I don’t take pronouncing a death lightly. I remember the first time I did it, on the first night of call for my internship. The nurse paged me and asked me to come and pronounce a patient dead. I was unaware this was part of being on call, but, as a good intern, I ran to the floor. I am not sure why I felt the need to run. I asked the nurse what I was supposed to do. She showed me into the room, where the patient was lifeless. I listened for a heartbeat and checked for respirations and agreed with her assessment. I felt completely inadequate in doing this.
Pronouncing a surgery dead is a different ordeal, especially when the surgery has been part of my life for the last 20 years. But, at the Oculofacial Plastic Surgery Subspecialty Day at the AAO in San Francisco, I did just that. I think my exact words were “stop doing frontalis slings on children”. The frontalis flap has arrived, and it is not going away. I feel very adequate in making this pronouncement.
In the treatment of congenital ptosis, there are usually two issues: timing of surgery and choice of surgery. Our choice of surgery has essentially been limited to three types of procedures: posterior approach for mild ptosis, levator-based surgery for most moderate ptosis, and frontalis suspension for severe ptosis. Frontalis sling surgery, using synthetic or autologous materials, has been a mainstay. However, synthetic slings for children under the age of four usually sentences them to another surgery, and the use of fascia after the age of four involves harvesting the fascia.

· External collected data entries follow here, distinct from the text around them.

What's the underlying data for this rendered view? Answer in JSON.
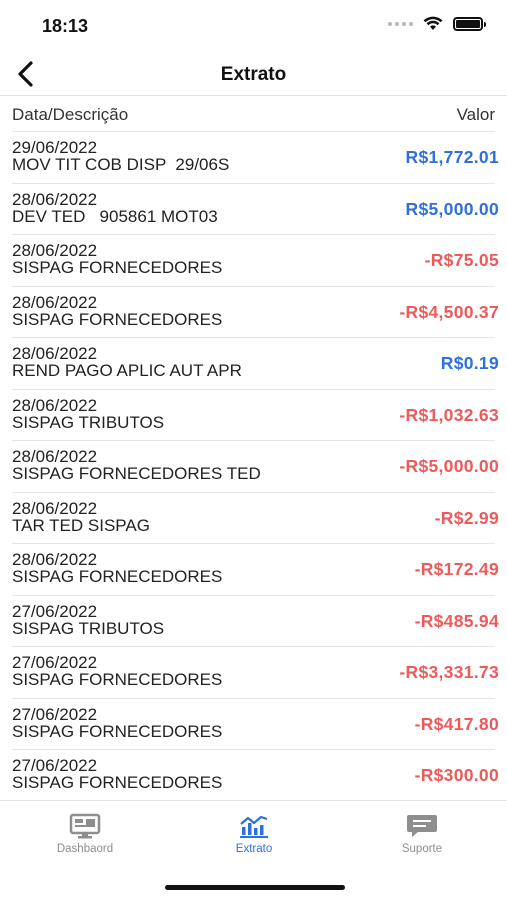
{
  "status_bar": {
    "time": "18:13"
  },
  "nav": {
    "title": "Extrato"
  },
  "columns": {
    "left": "Data/Descrição",
    "right": "Valor"
  },
  "transactions": [
    {
      "date": "29/06/2022",
      "description": "MOV TIT COB DISP  29/06S",
      "amount": "R$1,772.01",
      "type": "positive"
    },
    {
      "date": "28/06/2022",
      "description": "DEV TED   905861 MOT03",
      "amount": "R$5,000.00",
      "type": "positive"
    },
    {
      "date": "28/06/2022",
      "description": "SISPAG FORNECEDORES",
      "amount": "-R$75.05",
      "type": "negative"
    },
    {
      "date": "28/06/2022",
      "description": "SISPAG FORNECEDORES",
      "amount": "-R$4,500.37",
      "type": "negative"
    },
    {
      "date": "28/06/2022",
      "description": "REND PAGO APLIC AUT APR",
      "amount": "R$0.19",
      "type": "positive"
    },
    {
      "date": "28/06/2022",
      "description": "SISPAG TRIBUTOS",
      "amount": "-R$1,032.63",
      "type": "negative"
    },
    {
      "date": "28/06/2022",
      "description": "SISPAG FORNECEDORES TED",
      "amount": "-R$5,000.00",
      "type": "negative"
    },
    {
      "date": "28/06/2022",
      "description": "TAR TED SISPAG",
      "amount": "-R$2.99",
      "type": "negative"
    },
    {
      "date": "28/06/2022",
      "description": "SISPAG FORNECEDORES",
      "amount": "-R$172.49",
      "type": "negative"
    },
    {
      "date": "27/06/2022",
      "description": "SISPAG TRIBUTOS",
      "amount": "-R$485.94",
      "type": "negative"
    },
    {
      "date": "27/06/2022",
      "description": "SISPAG FORNECEDORES",
      "amount": "-R$3,331.73",
      "type": "negative"
    },
    {
      "date": "27/06/2022",
      "description": "SISPAG FORNECEDORES",
      "amount": "-R$417.80",
      "type": "negative"
    },
    {
      "date": "27/06/2022",
      "description": "SISPAG FORNECEDORES",
      "amount": "-R$300.00",
      "type": "negative"
    }
  ],
  "tab_bar": {
    "tabs": [
      {
        "label": "Dashbaord",
        "icon": "monitor-icon",
        "active": false
      },
      {
        "label": "Extrato",
        "icon": "chart-icon",
        "active": true
      },
      {
        "label": "Suporte",
        "icon": "chat-icon",
        "active": false
      }
    ]
  },
  "colors": {
    "positive": "#2f6fe0",
    "negative": "#ee5a5a",
    "active_tab": "#2f6fe0",
    "inactive_tab": "#8e8e8e"
  }
}
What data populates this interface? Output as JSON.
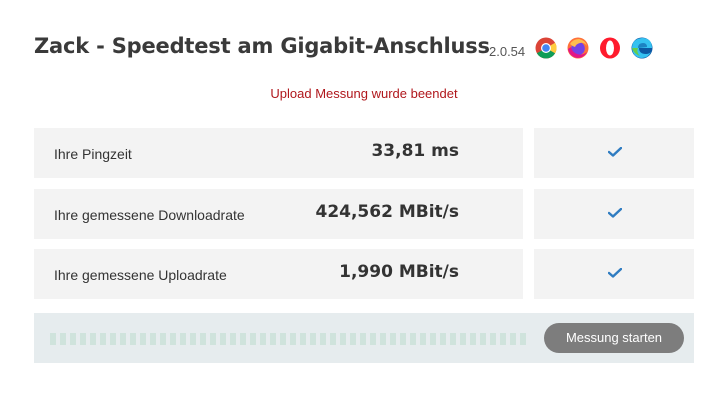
{
  "header": {
    "title": "Zack - Speedtest am Gigabit-Anschluss",
    "version": "2.0.54",
    "browser_icons": [
      "chrome-icon",
      "firefox-icon",
      "opera-icon",
      "edge-icon"
    ]
  },
  "status": {
    "text": "Upload Messung wurde beendet",
    "color": "#b0171c"
  },
  "results": [
    {
      "label": "Ihre Pingzeit",
      "value": "33,81 ms",
      "status_icon": "check-icon"
    },
    {
      "label": "Ihre gemessene Downloadrate",
      "value": "424,562 MBit/s",
      "status_icon": "check-icon"
    },
    {
      "label": "Ihre gemessene Uploadrate",
      "value": "1,990 MBit/s",
      "status_icon": "check-icon"
    }
  ],
  "progress": {
    "fraction": 0
  },
  "start_button": {
    "label": "Messung starten"
  },
  "colors": {
    "accent_check": "#2f7cc1",
    "panel": "#f3f3f3",
    "progress_bg": "#e6ecee",
    "button": "#7d7d7d"
  }
}
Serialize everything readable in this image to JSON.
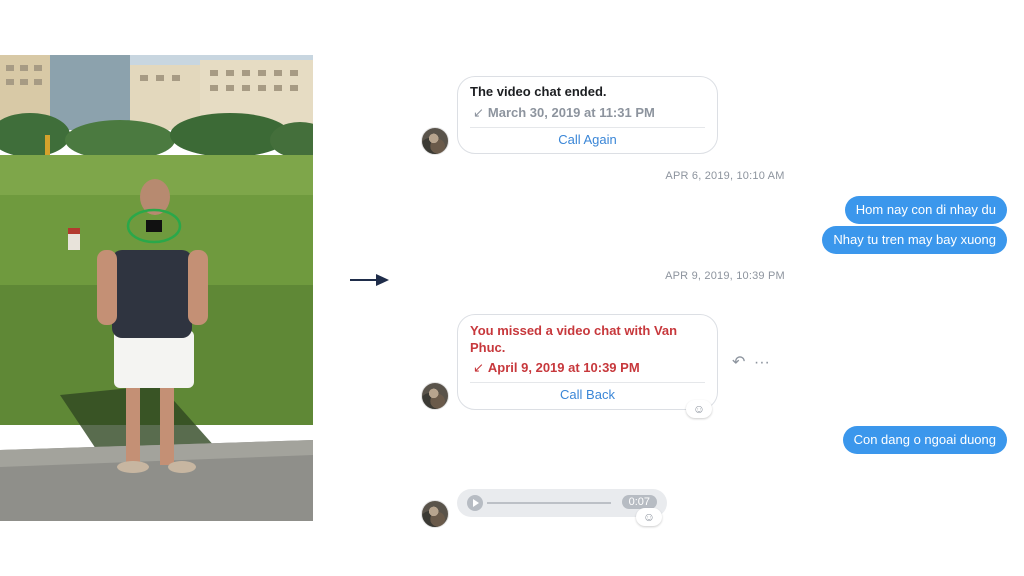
{
  "video_chat_card": {
    "title": "The video chat ended.",
    "time": "March 30, 2019 at 11:31 PM",
    "time_icon": "↙",
    "action": "Call Again"
  },
  "timestamps": {
    "first": "APR 6, 2019, 10:10 AM",
    "second": "APR 9, 2019, 10:39 PM"
  },
  "outgoing_messages": [
    "Hom nay con di nhay du",
    "Nhay tu tren may bay xuong",
    "Con dang o ngoai duong"
  ],
  "missed_chat_card": {
    "title_line1": "You missed a video chat with Van",
    "title_line2": "Phuc.",
    "time": "April 9, 2019 at 10:39 PM",
    "time_icon": "↙",
    "action": "Call Back"
  },
  "audio_message": {
    "duration": "0:07"
  },
  "icons": {
    "reaction": "☺",
    "reply": "↶",
    "more": "···"
  },
  "colors": {
    "bubble": "#3b97ec",
    "missed": "#c7383c",
    "link": "#3a86d7"
  }
}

I started to experience something different in my clinic a few years ago. Parents would come and ask if I did a frontalis flap. At the time, I thought the surgery was a fad and said that I did not. I had good results with frontalis sling surgery, why would I change? They thanked me for my time and said they would go find a surgeon that would do it. This happened more than a few times, and it was then that I knew I had to learn the surgery.
With the help of some friends in Brazil, I learned the surgery and started to perform it on my patients. No longer did I use synthetic slings with the understanding that a fascia frontalis sling would be performed later around the age of four. And no longer did I have to harvest fascia, which at times can be tricky with some kids limping around for weeks. Parents began to travel to see me with their kids from all over the country.
The frontalis flap is a surgery that uses a single eyelid crease incision. There are no incisions above the brow as in frontalis sling surgery. There is no concern for foreign body reactions or infections that you can see with synthetic slings. There is no more harvesting of fascia from children and giving them a scar for life on the leg. And, it works.
The parents of kids with congenital ptosis have become very sophisticated in their understanding of the condition and the treatments available. There are social media groups where the parents compare the results from different surgeons and the techniques they do. The parents have embraced frontalis flap surgery, and there is no reason that we should not as well.
So, I am now pronouncing the death of frontalis sling surgery in children. The frontalis flap isn’t a fad, and it isn’t going away. If you decide not to do it, your parents will find someone who does.
Dr. Allen has no conflicts of interest to report.